At the end of my Jenkins World 2016 talk - “So you want to build the worlds largest Jenkins cluster” - I gave a brief demonstration of a Jenkins cluster with 100,000 concurrent builds to give people an idea of just how far Jenkins clusters can scale.
My talk did not have anywhere near the budget of Sacha’s keynote… where they were able to fire up a PSE cluster of over 2000 controllers with 8000+ concurrent builds. The idle reader might be wondering how exactly I was able to achieve 100,000 concurrent builds and what exactly were the tricks I was playing to get there.
OK, let’s get this over… I did cheat a little, but only in the places where it was safe to do so.
If you want to have a Jenkins cluster with 100,000 concurrent builds, you need to ask yourself “what is it exactly that we want to show?”
I can think of two answers to that question:
We are really good at burning money;
The Jenkins controllers can handle that level of workload.
Given my constrained budget, well I can only really try to answer the second question
Can a Jenkins cluster handle the workload of 100,000 concurrent builds
Most of the work that a Jenkins controller has to do when a build is running on the agent can be broken down as follows:
Streaming the console log from the agent over the remoting channel and writing that log to disk
Copying any archived artifacts over the remoting channel onto the controller’s disk when the build is completed
Fingerprinting files on the remote agent
Copying any test reports over the remoting channel onto the controller’s disk when the build is completed
A well integrated Jenkins cluster might also include
Copying artifacts from upstream jobs into the build agent’s workspace (potentially from a different controller in the cluster’s disk)

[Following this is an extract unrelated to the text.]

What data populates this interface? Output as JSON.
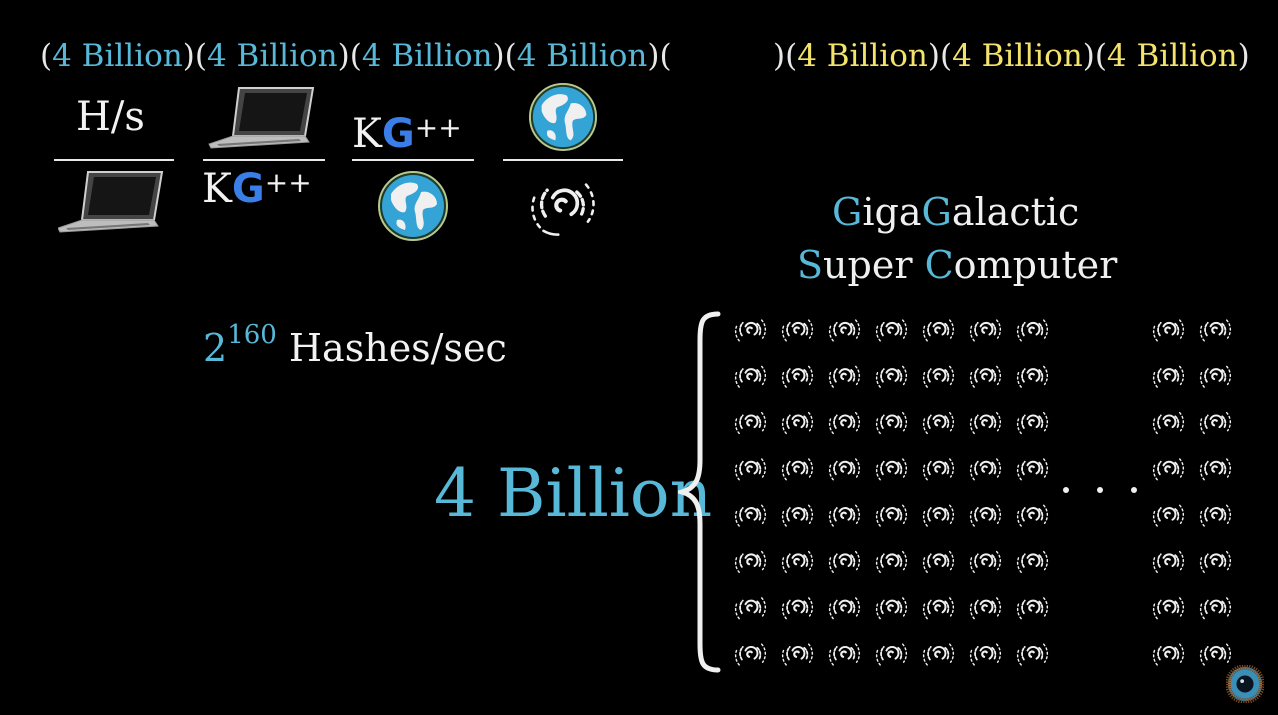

Triggering any downstream jobs (potentially on a different controller in the cluster)
The rest of the workload of the build is actually compiling and running tests, etc. These all take place on the build agent and do not have any effect on the controller.
So as long as:
the agent streams back a console log (at more than 60 lines per minute - based on my survey of typical builds)… potentially with I/O flushes for every line output
there are new files (with random content to defeat remoting stream compression) on the agent workspace to be archived and fingerprinted
there are new test results with different content each build written to the agent workspace
Then we don’t actually have to do a real build.
So in April 2014 I created the Mock Load Builder plugin. This plugin allows you to define a build step that will appear to the Jenkins controller just like a regular build… but without generating nearly as much of a CPU requirement on the build agent.

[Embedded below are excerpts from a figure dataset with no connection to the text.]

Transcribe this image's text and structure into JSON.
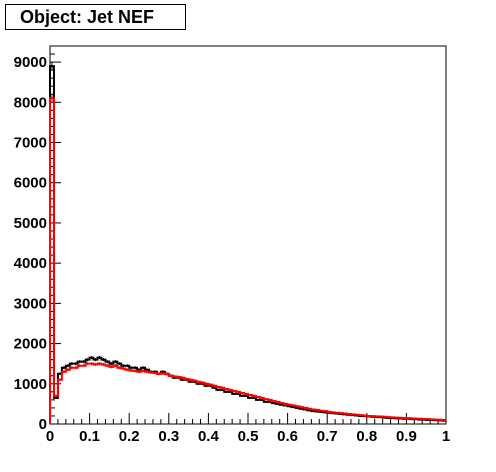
{
  "title": "Object: Jet NEF",
  "colors": {
    "background": "#ffffff",
    "frame": "#000000",
    "series_black": "#000000",
    "series_red": "#ff0000"
  },
  "chart_data": {
    "type": "line",
    "style": "step histogram",
    "title": "Object: Jet NEF",
    "xlabel": "",
    "ylabel": "",
    "xlim": [
      0,
      1
    ],
    "ylim": [
      0,
      9400
    ],
    "xticks": [
      0,
      0.1,
      0.2,
      0.3,
      0.4,
      0.5,
      0.6,
      0.7,
      0.8,
      0.9,
      1
    ],
    "xtick_labels": [
      "0",
      "0.1",
      "0.2",
      "0.3",
      "0.4",
      "0.5",
      "0.6",
      "0.7",
      "0.8",
      "0.9",
      "1"
    ],
    "yticks": [
      0,
      1000,
      2000,
      3000,
      4000,
      5000,
      6000,
      7000,
      8000,
      9000
    ],
    "ytick_labels": [
      "0",
      "1000",
      "2000",
      "3000",
      "4000",
      "5000",
      "6000",
      "7000",
      "8000",
      "9000"
    ],
    "grid": false,
    "legend": "none",
    "bin_width": 0.01,
    "series": [
      {
        "color": "#000000",
        "values": [
          8900,
          650,
          1250,
          1400,
          1450,
          1500,
          1500,
          1550,
          1550,
          1600,
          1650,
          1600,
          1650,
          1600,
          1550,
          1500,
          1550,
          1500,
          1450,
          1450,
          1400,
          1400,
          1350,
          1400,
          1350,
          1300,
          1300,
          1250,
          1300,
          1250,
          1200,
          1150,
          1150,
          1100,
          1100,
          1050,
          1050,
          1000,
          1000,
          950,
          950,
          900,
          850,
          850,
          800,
          800,
          750,
          750,
          700,
          700,
          650,
          650,
          600,
          600,
          550,
          550,
          520,
          500,
          480,
          460,
          440,
          420,
          400,
          380,
          360,
          340,
          320,
          310,
          300,
          290,
          280,
          270,
          260,
          250,
          240,
          230,
          220,
          210,
          200,
          200,
          190,
          180,
          170,
          170,
          160,
          150,
          150,
          140,
          140,
          130,
          130,
          120,
          120,
          110,
          110,
          100,
          100,
          95,
          90,
          85
        ]
      },
      {
        "color": "#ff0000",
        "values": [
          8100,
          700,
          1100,
          1300,
          1350,
          1400,
          1400,
          1450,
          1450,
          1500,
          1500,
          1480,
          1500,
          1480,
          1450,
          1420,
          1450,
          1400,
          1380,
          1350,
          1330,
          1320,
          1300,
          1320,
          1300,
          1280,
          1270,
          1250,
          1260,
          1240,
          1200,
          1180,
          1170,
          1150,
          1120,
          1100,
          1080,
          1050,
          1030,
          1000,
          980,
          950,
          920,
          900,
          870,
          850,
          820,
          800,
          770,
          750,
          720,
          700,
          670,
          650,
          620,
          600,
          570,
          550,
          520,
          500,
          480,
          460,
          440,
          420,
          400,
          380,
          360,
          350,
          330,
          320,
          300,
          290,
          280,
          270,
          260,
          250,
          240,
          230,
          220,
          210,
          200,
          195,
          190,
          185,
          180,
          170,
          165,
          160,
          155,
          150,
          145,
          140,
          135,
          130,
          125,
          120,
          115,
          110,
          105,
          100
        ]
      }
    ]
  }
}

However, when you are aiming for 100,000 concurrent builds, even the Mock Load Builder plugin is not enough as each build will fork a JVM to perform the “mock” build. Now, ok, we don’t need lots of memory in that JVM, but it’s still at least 128Mb… and that will add up to quite a lot of RAM when we have 100,000 of them running at the same time.
So I added another layer of mocking to the Mock Load plugin - fakeMockLoad - with this system property set the mock load will actually be generated directly on the agent JVM instead of in a JVM forked from the agent JVM.
We are still generating all the same console logs, build artifacts, test reports, etc. Only now we are not paying the cost of forking another JVM. Phew, that was 13Tb of RAM saved.
But hang on a second… each build agent is going to use at least 512Mb of RAM… that’s over 50Tb of RAM… or 25 x1.32xlarge
AWS instances… almost $350/hr for On Demand instances just for the Agents… plus these are not exactly doing real work… we won’t have much to show other than a headline number.
Well as part of my load testing for the JNLP4 protocol I wrote a test client that can set up at least 4,000 JNLP connections from the same JVM maybe we could use a modified version of that to multi-tennant the JNLP build agents on the same JVM… The workload on the controller is a function of how many remoting channels there are and how much data is being sent over those channels…
It turns out that with a special multi-tennant remoting.jar I can run nearly 10,000 build agents using fakeMockLoad
per c4.8xlarge
. At $1.675/hr that is a much more reasonable $16/hr… plus even better, we have fewer machines to set-up.
Everything else in my cluster is real. 500 real controllers (running in Docker containers divided between a x1.32xlarge
and a pair of c4.8xlarge
) and a CloudBees Jenkins Operations Center (running naked on a dedicated c4.xlarge
).
I was somewhat constrained by disk space packing all those controllers into a small space, if I had divided the controllers across a larger number of physical machines rather than trying to cram 400 controllers onto the same x1.32xlarge
I could have probably had the cluster run for more than 90 minutes.
There is a video I remembered to capture while spinning up the cluster just before my talk. Two of the build agent machines were running out of disk space at the time, which is why the controllers I checked are running about 160 concurrent builds each.
TL;DR I had (for all of 90 minutes) a Jenkins cluster of 500 controllers each with 200 build agents (per controller) for a combined total concurrent built rate of 100,000 concurrent builds. Yes, there were issues keeping that cluster running within the budget I had available. Yes, there are challenges maintaining a system with that number of concurrent builds. Yes, I did make some cheats to get there. But Jenkins controllers and Jenkins clusters can handle that workload - provided you have the hardware to actually support the workload in the first place!